The sensory experience of the desert and concomitant feelings of isolation and spirituality permeate, at least to an extent, Rothenberg's late canvases. She and Nauman don't often leave the area, though they maintain an East Village studio and she still tries to be somewhat connected to the art world: "I like to get a bunch of art magazines and I try to get to New York five or six times a year and do the galleries."
The Legacy of Susan Rothenberg
Susan Rothenberg's legacy would have no doubt been secured with her Horse paintings of the late 1970s, but her successive decades of work only solidified her reputation as a painter of immense verve, depth of feeling, and simultaneously meticulous and spontaneous technique. Critic Peter Schjeldhal deemed her "quite simply, one of the most thoroughly convincing artists in the world, one of a handful who have laid hold of a medium and muscled it into perfect accord with their temperaments."
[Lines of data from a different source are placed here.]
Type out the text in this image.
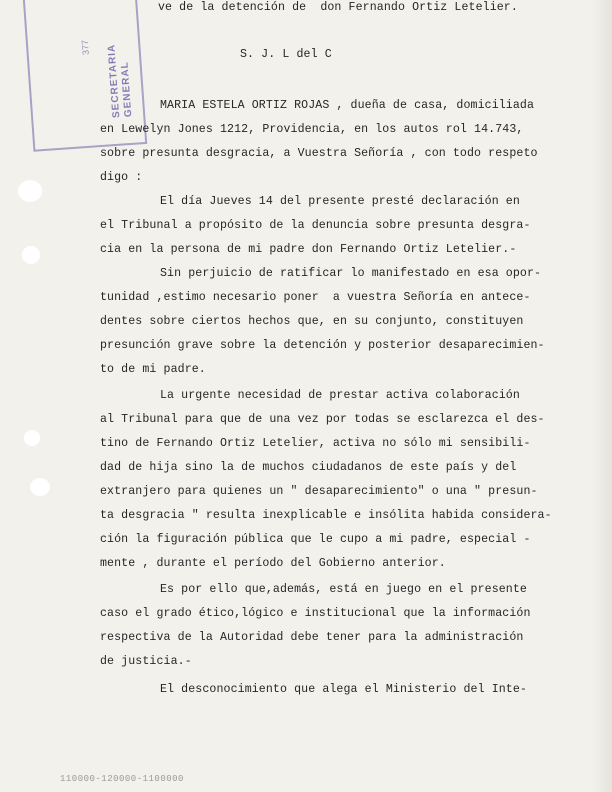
377	SECRETARIA GENERAL
ve de la detención de  don Fernando Ortiz Letelier.
S. J. L del C
MARIA ESTELA ORTIZ ROJAS , dueña de casa, domiciliada
en Lewelyn Jones 1212, Providencia, en los autos rol 14.743,
sobre presunta desgracia, a Vuestra Señoría , con todo respeto
digo :
El día Jueves 14 del presente presté declaración en
el Tribunal a propósito de la denuncia sobre presunta desgra-
cia en la persona de mi padre don Fernando Ortiz Letelier.-
Sin perjuicio de ratificar lo manifestado en esa opor-
tunidad ,estimo necesario poner  a vuestra Señoría en antece-
dentes sobre ciertos hechos que, en su conjunto, constituyen
presunción grave sobre la detención y posterior desaparecimien-
to de mi padre.
La urgente necesidad de prestar activa colaboración
al Tribunal para que de una vez por todas se esclarezca el des-
tino de Fernando Ortiz Letelier, activa no sólo mi sensibili-
dad de hija sino la de muchos ciudadanos de este país y del
extranjero para quienes un " desaparecimiento" o una " presun-
ta desgracia " resulta inexplicable e insólita habida considera-
ción la figuración pública que le cupo a mi padre, especial -
mente , durante el período del Gobierno anterior.
Es por ello que,además, está en juego en el presente
caso el grado ético,lógico e institucional que la información
respectiva de la Autoridad debe tener para la administración
de justicia.-
El desconocimiento que alega el Ministerio del Inte-
110000-120000-1100000
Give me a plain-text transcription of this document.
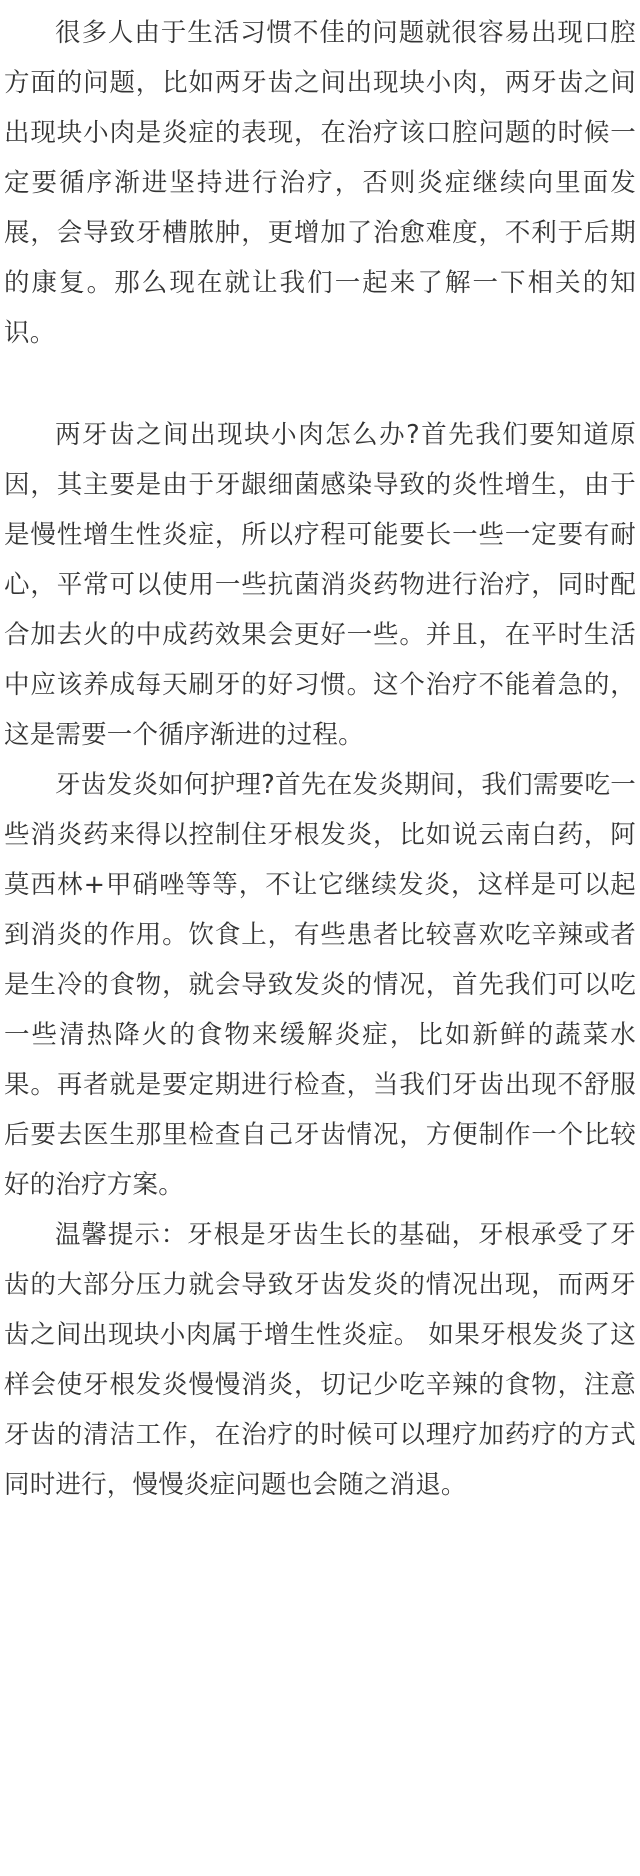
很多人由于生活习惯不佳的问题就很容易出现口腔方面的问题，比如两牙齿之间出现块小肉，两牙齿之间出现块小肉是炎症的表现，在治疗该口腔问题的时候一定要循序渐进坚持进行治疗，否则炎症继续向里面发展，会导致牙槽脓肿，更增加了治愈难度，不利于后期的康复。那么现在就让我们一起来了解一下相关的知识。

两牙齿之间出现块小肉怎么办?首先我们要知道原因，其主要是由于牙龈细菌感染导致的炎性增生，由于是慢性增生性炎症，所以疗程可能要长一些一定要有耐心，平常可以使用一些抗菌消炎药物进行治疗，同时配合加去火的中成药效果会更好一些。并且，在平时生活中应该养成每天刷牙的好习惯。这个治疗不能着急的，这是需要一个循序渐进的过程。

牙齿发炎如何护理?首先在发炎期间，我们需要吃一些消炎药来得以控制住牙根发炎，比如说云南白药，阿莫西林+甲硝唑等等，不让它继续发炎，这样是可以起到消炎的作用。饮食上，有些患者比较喜欢吃辛辣或者是生冷的食物，就会导致发炎的情况，首先我们可以吃一些清热降火的食物来缓解炎症，比如新鲜的蔬菜水果。再者就是要定期进行检查，当我们牙齿出现不舒服后要去医生那里检查自己牙齿情况，方便制作一个比较好的治疗方案。

温馨提示：牙根是牙齿生长的基础，牙根承受了牙齿的大部分压力就会导致牙齿发炎的情况出现，而两牙齿之间出现块小肉属于增生性炎症。 如果牙根发炎了这样会使牙根发炎慢慢消炎，切记少吃辛辣的食物，注意牙齿的清洁工作，在治疗的时候可以理疗加药疗的方式同时进行，慢慢炎症问题也会随之消退。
Rothenberg's style and content influenced her peers -Schnabel, Nauman, Bartlett, among others - and encouraged future generations of painters to delight in the physical act of painting as well as the quiet contemplation that usually comes naturally being alone with brush and canvas. Her insistence on including the figure (albeit a spare, tenuous one) in her painting during a time in which Minimalism and Conceptualism were de rigueur in the art world, as well as her unapologetically lush and obsessive handling of paint, indicated to her contemporaries and future painters that form and content were not irreconcilable, that nature and mankind and history and glimmers of narrative were not anathema, and that there could be worlds contained within one dab of paint. Agnes Martin was a similarly devoted painter, and today a painter in Cornwall UK, Kate Walters, has adopted a style of horse painting that appears interestingly inspired by Rothenberg's career.